The Dow Jones Industrial Average was down nearly 350 points or around 1.5 percent shortly after the opening bell. While other key US indices, the S&P 500 and the Nasdaq Composite, also lost around one percent as trading started on Monday, the latter reversed the losses less than an hour later and was up less than 40 points.

US air carriers’ stocks fell sharply and were among the biggest losers in the S&P 500. Southwest Airlines, Delta, United, American Airlines – the four companies Buffett’s conglomerate dumped – saw their shares down between five and seven percent. The decision affected the performance of other air industry heavyweights, as US aerospace giant Boeing also plunged over three percent.

The billionaire’s disappointment in the airlines’ performance comes as the industry suffers from the coronavirus outbreak, which has nearly brought travel around the globe to a halt. US airlines were forced to ground thousands of planes and seek government help to stay afloat.

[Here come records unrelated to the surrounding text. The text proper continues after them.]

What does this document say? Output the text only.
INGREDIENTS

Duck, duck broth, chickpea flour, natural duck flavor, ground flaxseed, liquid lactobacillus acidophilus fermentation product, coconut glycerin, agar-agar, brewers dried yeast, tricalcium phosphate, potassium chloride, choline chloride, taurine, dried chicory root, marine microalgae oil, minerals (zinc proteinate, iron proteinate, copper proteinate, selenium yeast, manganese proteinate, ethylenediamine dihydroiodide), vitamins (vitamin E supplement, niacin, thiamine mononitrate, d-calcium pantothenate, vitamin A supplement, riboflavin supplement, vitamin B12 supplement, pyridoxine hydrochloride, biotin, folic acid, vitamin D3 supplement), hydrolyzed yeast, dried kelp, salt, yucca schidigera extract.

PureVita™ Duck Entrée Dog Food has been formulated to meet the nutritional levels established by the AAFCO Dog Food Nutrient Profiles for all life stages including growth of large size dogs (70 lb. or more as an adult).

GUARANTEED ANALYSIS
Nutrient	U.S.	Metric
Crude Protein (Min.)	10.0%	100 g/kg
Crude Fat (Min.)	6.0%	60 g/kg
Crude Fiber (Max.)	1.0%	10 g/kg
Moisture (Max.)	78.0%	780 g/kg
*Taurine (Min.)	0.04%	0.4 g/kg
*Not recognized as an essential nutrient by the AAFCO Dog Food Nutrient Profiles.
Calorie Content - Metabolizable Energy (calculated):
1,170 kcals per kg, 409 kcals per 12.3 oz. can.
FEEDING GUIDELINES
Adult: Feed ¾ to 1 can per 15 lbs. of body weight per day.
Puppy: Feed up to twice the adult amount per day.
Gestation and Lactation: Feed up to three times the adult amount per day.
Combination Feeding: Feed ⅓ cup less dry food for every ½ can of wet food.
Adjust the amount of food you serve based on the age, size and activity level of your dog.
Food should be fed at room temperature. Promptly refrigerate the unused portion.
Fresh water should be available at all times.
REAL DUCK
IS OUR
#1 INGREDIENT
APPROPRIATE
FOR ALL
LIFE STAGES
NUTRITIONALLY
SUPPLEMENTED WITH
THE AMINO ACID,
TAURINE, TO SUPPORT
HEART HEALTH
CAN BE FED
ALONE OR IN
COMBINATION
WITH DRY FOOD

Apart from the blow to the air sector, investors could also be spooked by rising tensions between the US and China, which have already reignited trade war fears. The rising tensions between Washington and Beijing and the US tariff threat over the coronavirus wreaked havoc in the European and Asian markets earlier in the day. The major indices of London, Paris, and Frankfurt dipped between two and three percent, while shares trading on Hong Kong’s stock exchange shed over four percent.